This Edinburgh Festival Fringe you can enjoy the dulcet tones and tall tales of Teeside’s troubled troubadour in Victor Pope’s new show, Infinitely More Deluded. Martin Walker seeks an explanation.
“It’s basically musical comedy. In that there will be songs and they will be funny. There’ll be bits in between like poems and amusing lists and even some stand up but the emphasis will be largely on the music. Subjects covered will vary from psychotic dentists to republican Jesus’s all delivered in a kind of post punk ‘Billy Bragg on acid’ – as one reviewer described me – kind of way. There will be CD’s on offer which will be given away with any donation of a pound or over and a token smattering of audience participation. Expect self-deprecation, dryness and occasional outbreaks of satire. Three chords and the truth – with the odd major seventh.”
Why did you choose to perform as part of Laughing Horse?
I like the fact that it’s free as I think this opens the fringe up to an area of the public that wouldn’t otherwise go to shows. It also opens it up to performers, like me, who otherwise wouldn’t be able to afford to put on their own show. Also I think laughing horse are very open minded about the kind of show they put on, with the emphasis being firmly on the alternative. In this respect I believe they embody a great deal of the original spirit of the fringe which may have been lost in recent times with the influx of mega-comedians like Jimmy Carr and Paul Merton’s Improv Chums.
Why did you get into performing comedy and how did you get started?
“Between the ages of 14 and 18 I was all set for a career in comedy acting. I co-wrote and performed in sketches for school variety shows, starred in school and youth theatre productions of Sganarelle, Lady Windermere’s Fan, A Bit of a Do, The Caucasian Chalk Circle and, that most hilarious of all Shakespeare’s plays, Macbeth. But then I discovered the Velvet Underground and a certain type of mushroom and my life took a bit of a sideways path. From then on I’ve spent most of my time as an aspiring rock star, to varying degrees of success.
However, after working on my brother’s fringe show, Twonkey’s Cottage, in 2009 I was inspired to give it a go myself. Over the years I’ve accumulated a fairly healthy amount of comedy songs and felt I had enough nonsense in my head to pad out the bits in between and so the old flame was re-ignited. It was kind of an experiment at first but after some positive feedback I decided I maybe had at least a little bit of what it takes to be an aspiring comedy songster. I guess the rest is just practice.”
Tell us your best and worst experiences as a comedian.
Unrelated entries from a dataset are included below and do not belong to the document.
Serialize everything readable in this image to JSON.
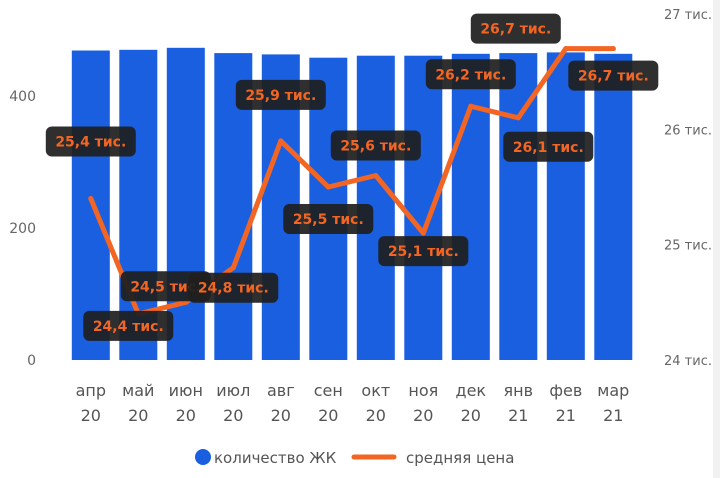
{
  "chart_data": {
    "type": "bar+line",
    "categories": [
      [
        "апр",
        "20"
      ],
      [
        "май",
        "20"
      ],
      [
        "июн",
        "20"
      ],
      [
        "июл",
        "20"
      ],
      [
        "авг",
        "20"
      ],
      [
        "сен",
        "20"
      ],
      [
        "окт",
        "20"
      ],
      [
        "ноя",
        "20"
      ],
      [
        "дек",
        "20"
      ],
      [
        "янв",
        "21"
      ],
      [
        "фев",
        "21"
      ],
      [
        "мар",
        "21"
      ]
    ],
    "series": [
      {
        "name": "количество ЖК",
        "type": "bar",
        "axis": "left",
        "color": "#1a5fe0",
        "values": [
          469,
          470,
          473,
          465,
          463,
          458,
          461,
          461,
          464,
          465,
          466,
          464
        ]
      },
      {
        "name": "средняя цена",
        "type": "line",
        "axis": "right",
        "color": "#f26522",
        "values": [
          25.4,
          24.4,
          24.5,
          24.8,
          25.9,
          25.5,
          25.6,
          25.1,
          26.2,
          26.1,
          26.7,
          26.7
        ],
        "labels": [
          "25,4 тис.",
          "24,4 тис.",
          "24,5 тис.",
          "24,8 тис.",
          "25,9 тис.",
          "25,5 тис.",
          "25,6 тис.",
          "25,1 тис.",
          "26,2 тис.",
          "26,1 тис.",
          "26,7 тис.",
          "26,7 тис."
        ]
      }
    ],
    "y_left": {
      "ylim": [
        0,
        550
      ],
      "ticks": [
        0,
        200,
        400
      ],
      "tick_labels": [
        "0",
        "200",
        "400"
      ]
    },
    "y_right": {
      "ylim": [
        24,
        27
      ],
      "ticks": [
        24,
        25,
        26,
        27
      ],
      "tick_labels": [
        "24 тис.",
        "25 тис.",
        "26 тис.",
        "27 тис."
      ]
    },
    "legend": {
      "position": "bottom-center"
    },
    "grid": false,
    "title": "",
    "xlabel": "",
    "ylabel": ""
  }
}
“My best experience is probably at the free fringe in 2010 when my mum came to see my show. After refusing to take me seriously as any kind of performer for most of my life, thinking me far more suitable to the family trade of systems analyst, she turned to me and said – ‘Actually, Steven – which is my real name – you’re quite good at this.
“My worst experience is probably when I tried to do a stand-up routine for the school variety show when I was about 15. Leaving behind my writing partner to go solo for the first time. I believe it was the only act to have failed the audition. But that was before I could play guitar…”
If you were curating a stand up show for television, who would be your guests?
“Stewert Lee would be essential. He’s invented a whole new form of comedy I like to call deconstruction comedy that is easily the funniest thing on the telly box. It’s easy to be offensive but he makes excessive political correctness hilarious and far more challenging on your values than any of your certain ‘Risque’ tax-dodging, funny eye-browed comics.
“Obviously my brother – everyone go see Twonkey’s Private Restaurant at the Espionage, it’ll blow your mind!
“Keeping on the surrealist tip I see a great deal of potential in a certain Paul Currie. Ride your luck dragons everybody!
“And I think as a musical guest Kimya Dawson. She’s writing the most honest, brave and beautiful music out there at the moment.
“And I would call my show Voltaire’s Angry Glove.”